Sedlec u Mikulova

aus Wikipedia, der freien Enzyklopädie
Zur Navigation springen Zur Suche springen
Sedlec
Wappen von Sedlec
Sedlec u Mikulova (Tschechien)
Sedlec u Mikulova (Tschechien)
Basisdaten
Staat: Tschechien Tschechien
Region: Jihomoravský kraj
Bezirk: Břeclav
Fläche: 2078[1] ha
Geographische Lage: 48° 47′ N, 16° 42′ OKoordinaten: 48° 46′ 54″ N, 16° 41′ 59″ O
Höhe: 187 m n.m.
Einwohner: 864 (1. Jan. 2023)[2]
Postleitzahl: 691 21
Kfz-Kennzeichen: B
Verkehr
Straße: ValticeMikulov
Bahnanschluss: Břeclav–Hrušovany nad Jevišovkou
Struktur
Status: Gemeinde
Ortsteile: 1
Verwaltung
Bürgermeister: Marian Pánek (Stand: 2018)
Adresse: Sedlec 92
69121 Sedlec u Mikulova
Gemeindenummer: 584878
Website: www.sedlecumikulova.cz

Sedlec (deutsch Voitelsbrunn) ist eine Gemeinde im Jihomoravský kraj, Okres Břeclav in Tschechien. Der Ort ist als ein Linsenangerdorf angelegt.

Sedlec liegt linksseitig des Baches Včelínek/Niklasgraben östlich der Stadt Mikulov (Nikolsburg) nahe der Grenze zu Österreich am Fuße der Milovická pahorkatina. Der nächstgelegene Grenzübergang auf österreichischer Seite ist Drasenhofen. Im Norden erheben sich der Altenberg (253 m n.m.) und der Vlčí lesík (Wolfswald, 304 m n.m.) mit dem Vysoký roh (Hohe Eck, 308 m n.m.), nordöstlich der Blandourek (Bründelberg, 252 m n.m.) und im Nordwesten der Mušlov (Muschelberg, 240 m n.m.). Nördlich befinden sich am Mušlovský potok die Fischteiche Mušlovský horní rybník und Mušlovský dolní rybník.

Die Nachbarorte sind im Milovice (Millowitz) im Norden, Bulhary (Pulgram) und Nejdek (Neudek) im Nordosten, Lednice (Eisgrub) und Hlohovec (Bischofswarth) im Osten, Valtice (Feldsberg) im Südosten, Úvaly (Garschönthal) im Süden, Steinebrunn und Drasenhofen im Südwesten sowie Mušlov und Mikulov (Nikolsburg) im Nordwesten.
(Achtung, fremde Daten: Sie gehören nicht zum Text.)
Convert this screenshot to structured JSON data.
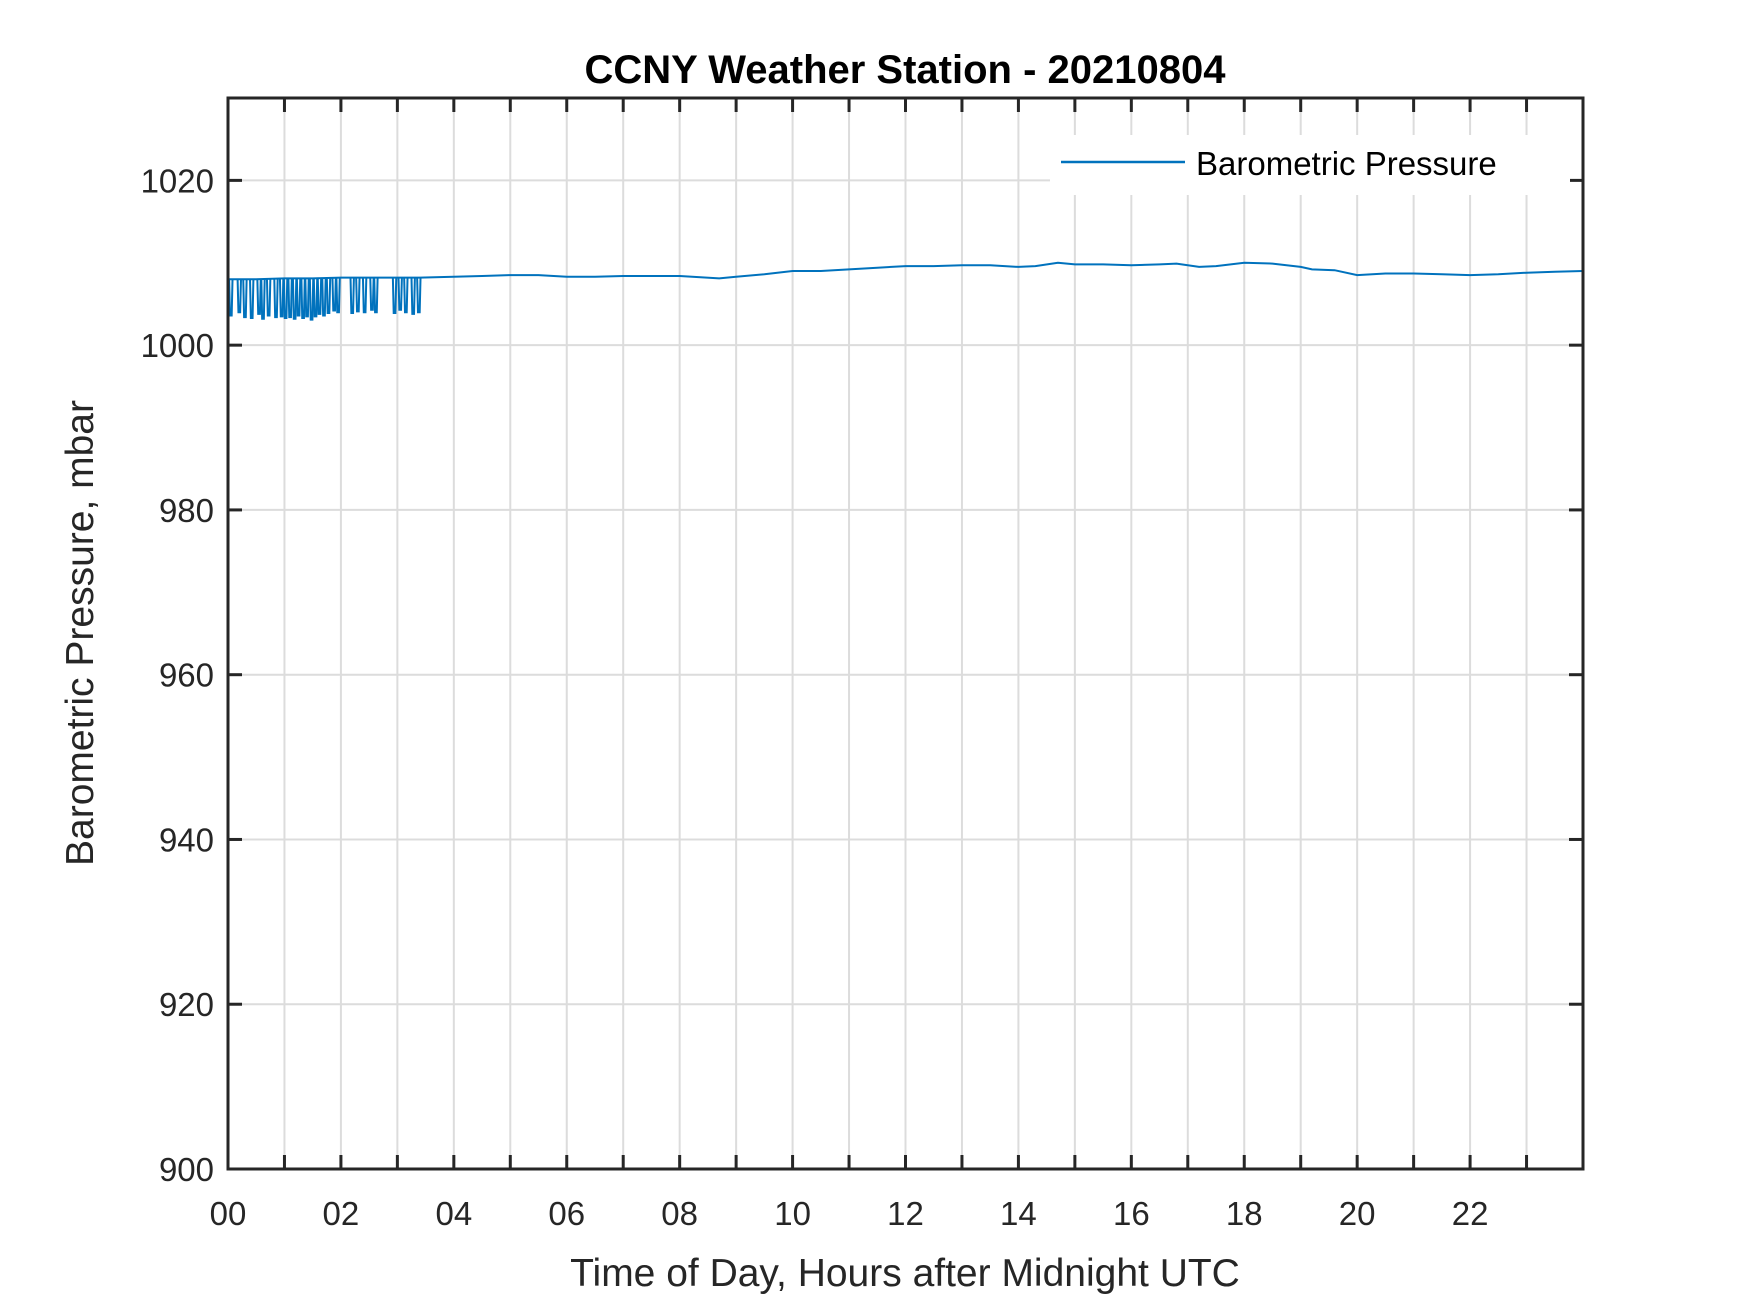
{
  "chart_data": {
    "type": "line",
    "title": "CCNY Weather Station - 20210804",
    "xlabel": "Time of Day, Hours after Midnight UTC",
    "ylabel": "Barometric Pressure, mbar",
    "xlim": [
      0,
      24
    ],
    "ylim": [
      900,
      1030
    ],
    "xticks": [
      0,
      2,
      4,
      6,
      8,
      10,
      12,
      14,
      16,
      18,
      20,
      22
    ],
    "xtick_labels": [
      "00",
      "02",
      "04",
      "06",
      "08",
      "10",
      "12",
      "14",
      "16",
      "18",
      "20",
      "22"
    ],
    "yticks": [
      900,
      920,
      940,
      960,
      980,
      1000,
      1020
    ],
    "ytick_labels": [
      "900",
      "920",
      "940",
      "960",
      "980",
      "1000",
      "1020"
    ],
    "grid": true,
    "legend_placement": "top-right",
    "series": [
      {
        "name": "Barometric Pressure",
        "color": "#0072BD",
        "x": [
          0,
          0.5,
          1,
          1.5,
          2,
          2.5,
          3,
          3.4,
          4,
          4.5,
          5,
          5.5,
          6,
          6.5,
          7,
          7.5,
          8,
          8.7,
          9,
          9.5,
          10,
          10.5,
          11,
          11.5,
          12,
          12.5,
          13,
          13.5,
          14,
          14.3,
          14.7,
          15,
          15.5,
          16,
          16.5,
          16.8,
          17.2,
          17.5,
          18,
          18.5,
          19,
          19.2,
          19.6,
          20,
          20.5,
          21,
          21.5,
          22,
          22.5,
          23,
          23.5,
          24
        ],
        "y": [
          1008,
          1008,
          1008.1,
          1008.1,
          1008.2,
          1008.2,
          1008.2,
          1008.2,
          1008.3,
          1008.4,
          1008.5,
          1008.5,
          1008.3,
          1008.3,
          1008.4,
          1008.4,
          1008.4,
          1008.1,
          1008.3,
          1008.6,
          1009,
          1009,
          1009.2,
          1009.4,
          1009.6,
          1009.6,
          1009.7,
          1009.7,
          1009.5,
          1009.6,
          1010,
          1009.8,
          1009.8,
          1009.7,
          1009.8,
          1009.9,
          1009.5,
          1009.6,
          1010,
          1009.9,
          1009.5,
          1009.2,
          1009.1,
          1008.5,
          1008.7,
          1008.7,
          1008.6,
          1008.5,
          1008.6,
          1008.8,
          1008.9,
          1009
        ],
        "dropouts": [
          [
            0.05,
            1003.6
          ],
          [
            0.2,
            1004
          ],
          [
            0.3,
            1003.4
          ],
          [
            0.42,
            1003.3
          ],
          [
            0.55,
            1003.8
          ],
          [
            0.62,
            1003.2
          ],
          [
            0.72,
            1003.6
          ],
          [
            0.85,
            1003.4
          ],
          [
            0.95,
            1003.5
          ],
          [
            1.02,
            1003.3
          ],
          [
            1.1,
            1003.4
          ],
          [
            1.18,
            1003.2
          ],
          [
            1.25,
            1003.6
          ],
          [
            1.33,
            1003.3
          ],
          [
            1.4,
            1003.5
          ],
          [
            1.48,
            1003.1
          ],
          [
            1.55,
            1003.5
          ],
          [
            1.62,
            1003.8
          ],
          [
            1.7,
            1003.6
          ],
          [
            1.78,
            1003.9
          ],
          [
            1.88,
            1004.2
          ],
          [
            1.95,
            1004
          ],
          [
            2.2,
            1003.9
          ],
          [
            2.3,
            1004.1
          ],
          [
            2.42,
            1004
          ],
          [
            2.55,
            1004.3
          ],
          [
            2.62,
            1004
          ],
          [
            2.95,
            1003.9
          ],
          [
            3.05,
            1004.3
          ],
          [
            3.15,
            1004
          ],
          [
            3.28,
            1003.8
          ],
          [
            3.38,
            1004
          ]
        ]
      }
    ]
  }
}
1298, bei der Gründung der Herrschaft Falkenstein, wurde das Dorf erstmals urkundlich unter dem Namen „Foydesprvn“ erwähnt, als es von Seifried dem Waisen erworben wurde. 1305 hatte es den Namen „Woisprunie“, 1332 „Foydasprunn“, seit 1408 „Voytesprunn“ und seit den 17. Jahrhundert den Namen Voitelsbrunn. Die Wortendung „prunie“ bzw. „prunn“ deutet auf eine Ortsgründung um 1000 bis 1100 hin. Ebenso weisen die Anlage des Ortes und die „ui“- Mundart (bairisch-österreichisch) mit ihren speziellen Bairischen Kennwörtern, welche bist ins Jahre 1945 gesprochen wurde, auf eine Besiedlung durch bayrische deutsche Stämme hin, wie sie vor allem im 12./13. Jahrhundert erfolgte.[3][4] Sie brachten neue landwirtschaftliche Anbaumethoden und Ackergeräte aus Eisen mit und führten die ertragreiche Dreifelderwirtschaft ein.
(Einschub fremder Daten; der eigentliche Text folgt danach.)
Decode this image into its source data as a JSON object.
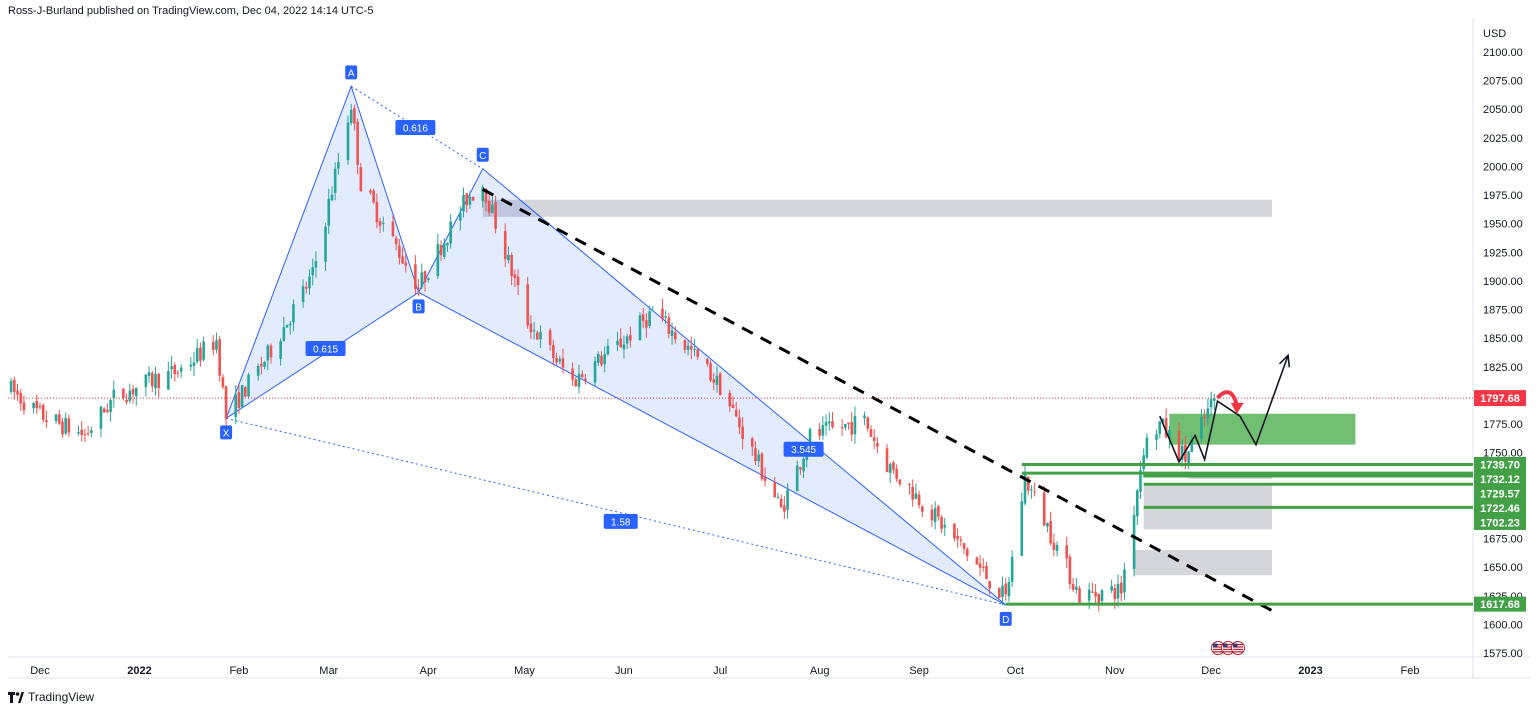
{
  "header": {
    "attribution": "Ross-J-Burland published on TradingView.com, Dec 04, 2022 14:14 UTC-5"
  },
  "footer": {
    "brand": "TradingView",
    "logo_icon": "tradingview-logo-icon"
  },
  "colors": {
    "bull": "#26a69a",
    "bear": "#ef5350",
    "pattern": "#2962ff",
    "pattern_fill": "#2962ff",
    "zone_gray": "#b2b5be",
    "zone_green": "#4caf50",
    "level_green": "#43a047",
    "price_red": "#f23645",
    "arrow_red": "#f23645",
    "trend": "#000000"
  },
  "chart_data": {
    "type": "candlestick",
    "instrument_currency": "USD",
    "ylim": [
      1568,
      2112
    ],
    "yticks": [
      1575,
      1600,
      1625,
      1650,
      1675,
      1700,
      1725,
      1750,
      1775,
      1800,
      1825,
      1850,
      1875,
      1900,
      1925,
      1950,
      1975,
      2000,
      2025,
      2050,
      2075,
      2100
    ],
    "xtick_labels": [
      "Dec",
      "2022",
      "Feb",
      "Mar",
      "Apr",
      "May",
      "Jun",
      "Jul",
      "Aug",
      "Sep",
      "Oct",
      "Nov",
      "Dec",
      "2023",
      "Feb"
    ],
    "xtick_dates": [
      "2021-12-01",
      "2022-01-01",
      "2022-02-01",
      "2022-03-01",
      "2022-04-01",
      "2022-05-01",
      "2022-06-01",
      "2022-07-01",
      "2022-08-01",
      "2022-09-01",
      "2022-10-01",
      "2022-11-01",
      "2022-12-01",
      "2023-01-01",
      "2023-02-01"
    ],
    "current_price": {
      "value": 1797.68,
      "label": "1797.68"
    },
    "levels": [
      {
        "label": "1739.70",
        "value": 1739.7,
        "start": "2022-10-03"
      },
      {
        "label": "1732.12",
        "value": 1732.12,
        "start": "2022-10-03"
      },
      {
        "label": "1729.57",
        "value": 1729.57,
        "start": "2022-11-10"
      },
      {
        "label": "1722.46",
        "value": 1722.46,
        "start": "2022-11-10"
      },
      {
        "label": "1702.23",
        "value": 1702.23,
        "start": "2022-11-10"
      },
      {
        "label": "1617.68",
        "value": 1617.68,
        "start": "2022-09-28"
      }
    ],
    "harmonic_pattern": {
      "points": [
        {
          "label": "X",
          "date": "2022-01-28",
          "price": 1780
        },
        {
          "label": "A",
          "date": "2022-03-08",
          "price": 2070
        },
        {
          "label": "B",
          "date": "2022-03-29",
          "price": 1890
        },
        {
          "label": "C",
          "date": "2022-04-18",
          "price": 1998
        },
        {
          "label": "D",
          "date": "2022-09-28",
          "price": 1617
        }
      ],
      "ratios": [
        {
          "label": "0.616",
          "date": "2022-03-28",
          "price": 2034
        },
        {
          "label": "0.615",
          "date": "2022-02-28",
          "price": 1841
        },
        {
          "label": "3.545",
          "date": "2022-07-27",
          "price": 1753
        },
        {
          "label": "1.58",
          "date": "2022-05-31",
          "price": 1690
        }
      ]
    },
    "trendline": {
      "start": {
        "date": "2022-04-18",
        "price": 1980
      },
      "end": {
        "date": "2022-12-20",
        "price": 1612
      }
    },
    "zones": [
      {
        "kind": "gray",
        "from": "2022-04-18",
        "to": "2022-12-20",
        "top": 1971,
        "bottom": 1956
      },
      {
        "kind": "green",
        "from": "2022-11-18",
        "to": "2023-01-15",
        "top": 1784,
        "bottom": 1757
      },
      {
        "kind": "gray",
        "from": "2022-11-24",
        "to": "2022-12-20",
        "top": 1733,
        "bottom": 1727
      },
      {
        "kind": "gray",
        "from": "2022-11-10",
        "to": "2022-12-20",
        "top": 1722,
        "bottom": 1683
      },
      {
        "kind": "gray",
        "from": "2022-11-07",
        "to": "2022-12-20",
        "top": 1665,
        "bottom": 1643
      }
    ],
    "projection_path": [
      {
        "date": "2022-11-15",
        "price": 1782
      },
      {
        "date": "2022-11-21",
        "price": 1742
      },
      {
        "date": "2022-11-26",
        "price": 1765
      },
      {
        "date": "2022-11-29",
        "price": 1744
      },
      {
        "date": "2022-12-03",
        "price": 1795
      },
      {
        "date": "2022-12-10",
        "price": 1782
      },
      {
        "date": "2022-12-15",
        "price": 1757
      },
      {
        "date": "2022-12-25",
        "price": 1835
      }
    ],
    "red_arrow": {
      "from": {
        "date": "2022-12-03",
        "price": 1798
      },
      "to": {
        "date": "2022-12-09",
        "price": 1790
      }
    },
    "event_icons": [
      "us-flag-icon",
      "us-flag-icon",
      "us-flag-icon"
    ],
    "series": [
      {
        "name": "",
        "anchors": [
          [
            "2021-11-22",
            1805
          ],
          [
            "2021-12-01",
            1783
          ],
          [
            "2021-12-15",
            1765
          ],
          [
            "2021-12-24",
            1798
          ],
          [
            "2022-01-04",
            1812
          ],
          [
            "2022-01-13",
            1821
          ],
          [
            "2022-01-25",
            1848
          ],
          [
            "2022-01-28",
            1781
          ],
          [
            "2022-02-10",
            1835
          ],
          [
            "2022-02-24",
            1905
          ],
          [
            "2022-03-08",
            2055
          ],
          [
            "2022-03-11",
            1985
          ],
          [
            "2022-03-29",
            1895
          ],
          [
            "2022-04-13",
            1972
          ],
          [
            "2022-04-18",
            1985
          ],
          [
            "2022-05-02",
            1865
          ],
          [
            "2022-05-16",
            1812
          ],
          [
            "2022-06-01",
            1848
          ],
          [
            "2022-06-10",
            1873
          ],
          [
            "2022-06-22",
            1838
          ],
          [
            "2022-07-01",
            1808
          ],
          [
            "2022-07-20",
            1700
          ],
          [
            "2022-07-29",
            1764
          ],
          [
            "2022-08-15",
            1778
          ],
          [
            "2022-08-22",
            1740
          ],
          [
            "2022-09-01",
            1710
          ],
          [
            "2022-09-15",
            1665
          ],
          [
            "2022-09-28",
            1622
          ],
          [
            "2022-10-04",
            1728
          ],
          [
            "2022-10-21",
            1625
          ],
          [
            "2022-11-03",
            1630
          ],
          [
            "2022-11-10",
            1755
          ],
          [
            "2022-11-15",
            1775
          ],
          [
            "2022-11-23",
            1745
          ],
          [
            "2022-12-02",
            1797
          ]
        ]
      }
    ]
  }
}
Der Ort war zwischen 1332 und 1560 zur Herrschaft Nikolsburg gehörig. Zwischen 1545 und 1591, nach anderen Quellen bis 1623, sind reformatorische Täufer im Ort, die ein Gemeindehaus und drei Bruderhöfe erbauen. 1560 finden sich in dem Verzeichnis der Urbaren (Liegenschaften) nur deutsche Einwohner. Die Rekatholisierung des Ortes zur Bekämpfung der neuen Glaubensrichtungen erfolgte in der zweiten Hälfte des 16. Jahrhunderts unter Adam von Dietrichstein.

Matriken werden seit 1608 geführt.[5] Die Grundbücher wurden seit 1710 geführt.
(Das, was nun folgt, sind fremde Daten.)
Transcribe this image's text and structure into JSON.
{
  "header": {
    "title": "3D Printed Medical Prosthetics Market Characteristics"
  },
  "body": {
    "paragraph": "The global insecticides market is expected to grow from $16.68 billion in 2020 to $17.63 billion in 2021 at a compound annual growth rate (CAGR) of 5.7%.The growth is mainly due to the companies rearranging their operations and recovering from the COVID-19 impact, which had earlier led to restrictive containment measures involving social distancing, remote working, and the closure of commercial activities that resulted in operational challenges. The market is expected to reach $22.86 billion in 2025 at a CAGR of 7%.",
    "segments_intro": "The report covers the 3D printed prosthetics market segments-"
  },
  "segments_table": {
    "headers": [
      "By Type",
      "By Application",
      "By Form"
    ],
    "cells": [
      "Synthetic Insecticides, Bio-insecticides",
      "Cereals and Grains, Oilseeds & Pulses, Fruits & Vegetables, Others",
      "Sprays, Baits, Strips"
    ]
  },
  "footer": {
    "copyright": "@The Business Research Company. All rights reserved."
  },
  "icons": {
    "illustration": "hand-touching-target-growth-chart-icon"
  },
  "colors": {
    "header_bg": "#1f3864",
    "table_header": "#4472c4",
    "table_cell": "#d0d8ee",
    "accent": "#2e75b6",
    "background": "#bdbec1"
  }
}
Während des Dreißigjährigen Krieges wird der Ort durch die Heerscharen Bethlen Gábors schwer verwüstet. Auch werden die letzten Täufer im Jahre 1622 des Landes verwiesen, worauf diese nach Siebenbürgen weiterzogen.[6] Ab 1671 gibt es Schulunterricht. Das Schulhaus ist zugleich Schenke, Rathaus, und Pfarrerswohnung. Um 1680 wird die vorhandene Schwefelquelle von den Dietrichsteinern erworben, 1770 erweitert und zum fürstlichen Badhaus ausgebaut.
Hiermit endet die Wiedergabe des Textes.